Danica Patrick's New Deals Are Good Business

ByTONY FABRIZIO
August 18, 2015, 4:02 PM

— -- Danica Patrick still hasn't won a race or finished in the top 5 in NASCAR's Sprint Cup Series, and she gets shown up by two of her Stewart-Haas Racing teammates almost every week. And yet she absolutely deserves the contract extension and new sponsor deal that she and her championship-caliber team announced Tuesday.

She is a very special circumstance.

We make racing about trophies and championships, and of course it is, but to those who do it, it is first and foremost about business. Keeping Danica Patrick is good business.

Patrick's unusually wide appeal draws in fans, sponsors and media from outside racing. How many fans check in on the Sunday race telecast just to see where the No. 10 car is running? Even the haters want to know how Patrick is doing.

She elevates the profile of her team, too, which is fighting as hard for corporate dollars as it is for wins. And to hear her boss and teammate Tony Stewart tell it, Patrick is making acceptable gains on the track. 

"We're proud of her progress," he said. "She's probably the most detail-oriented race car driver I've ever worked with as far as her feedback, attention to detail, describing what the car does, the feel she has in the car. She's much better at it than I am."
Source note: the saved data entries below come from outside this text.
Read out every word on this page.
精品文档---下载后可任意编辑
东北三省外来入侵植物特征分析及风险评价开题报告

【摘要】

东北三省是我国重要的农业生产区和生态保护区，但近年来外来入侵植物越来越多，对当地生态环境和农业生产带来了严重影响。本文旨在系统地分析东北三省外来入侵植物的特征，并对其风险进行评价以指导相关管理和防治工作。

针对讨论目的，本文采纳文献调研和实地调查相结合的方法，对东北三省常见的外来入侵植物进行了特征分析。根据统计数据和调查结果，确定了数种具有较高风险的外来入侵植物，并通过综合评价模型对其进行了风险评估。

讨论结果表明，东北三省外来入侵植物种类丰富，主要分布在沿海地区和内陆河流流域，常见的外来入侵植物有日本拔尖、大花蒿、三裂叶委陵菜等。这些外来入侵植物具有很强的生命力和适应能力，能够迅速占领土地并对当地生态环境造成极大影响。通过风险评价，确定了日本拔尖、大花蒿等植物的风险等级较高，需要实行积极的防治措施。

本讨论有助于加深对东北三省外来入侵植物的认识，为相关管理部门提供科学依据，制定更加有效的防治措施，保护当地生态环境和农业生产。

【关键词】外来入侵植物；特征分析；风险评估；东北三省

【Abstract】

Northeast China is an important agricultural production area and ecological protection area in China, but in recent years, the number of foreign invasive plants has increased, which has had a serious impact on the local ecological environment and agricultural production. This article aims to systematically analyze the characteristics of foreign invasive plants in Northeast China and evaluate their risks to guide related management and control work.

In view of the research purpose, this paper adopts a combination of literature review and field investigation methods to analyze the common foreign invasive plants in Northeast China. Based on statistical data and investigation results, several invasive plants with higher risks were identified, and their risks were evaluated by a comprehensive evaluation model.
And when you measure winning, you might want to consider your definition. Patrick is No. 8 on Forbes' 2015 list of highest paid NASCAR drivers, with an estimated $13.8 million in earnings ($7.8 million in salary and winnings, and $6 million in endorsements and merchandise). So who is really winning?
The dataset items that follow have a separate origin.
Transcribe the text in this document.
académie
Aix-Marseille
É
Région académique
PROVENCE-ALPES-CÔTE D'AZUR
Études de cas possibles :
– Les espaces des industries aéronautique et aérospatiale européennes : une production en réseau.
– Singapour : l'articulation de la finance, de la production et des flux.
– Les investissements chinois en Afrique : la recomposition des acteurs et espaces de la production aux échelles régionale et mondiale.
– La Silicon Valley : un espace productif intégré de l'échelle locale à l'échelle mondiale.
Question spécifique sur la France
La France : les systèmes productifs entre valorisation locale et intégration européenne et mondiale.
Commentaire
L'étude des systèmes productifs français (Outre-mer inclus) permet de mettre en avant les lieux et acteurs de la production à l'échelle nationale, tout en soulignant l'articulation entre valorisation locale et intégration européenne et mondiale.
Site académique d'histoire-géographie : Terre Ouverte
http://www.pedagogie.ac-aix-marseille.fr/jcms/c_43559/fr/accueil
Patrick's contract extension and new sponsorship with Nature's Bakery -- a smaller company than the Fortune 500 types that usually take on primary sponsorships at NASCAR's top level -- ensure that she'll keep getting the resources to improve, and at least have the chance to do some amazing things in the sport.

"She has certainly had the longest run with more money than any other woman driver has ever had," said trailblazer Janet Guthrie, who raced in NASCAR and IndyCar from 1976-80. "Money is all-important for success. You can't win without the money, and you can't get the money -- normally -- unless you win."

Patrick has circumvented the cycle some, but not that much. Danica Mania was born with her scintillating runs in the Indianapolis 500 and historic IndyCar win in Japan, and she had the self-marketing savvy to build on it. Those who say Patrick hasn't done much in NASCAR may want to consider how much she's done compared with every other woman who has tried. She's the only woman to run the full season at the Sprint Cup level; the only woman to win a pole and lead laps in the Daytona 500; the only woman to race in the All-Star race. She has the most starts and the most top 10 finishes (six).

"I am just lucky to be at a team with drivers like Tony Stewart and Kevin Harvick and Kurt Busch," Patrick said Tuesday. "Of course, the talent beyond that with the crew chiefs, the crews, the pit crews ... it's a great, fortunate place for me to be in. I have the ability to learn as much as I seek out. I also think that is rare within a team, that I have such great resources that are open books that will help me so much."

And as a very special circumstance, she deserves the opportunity.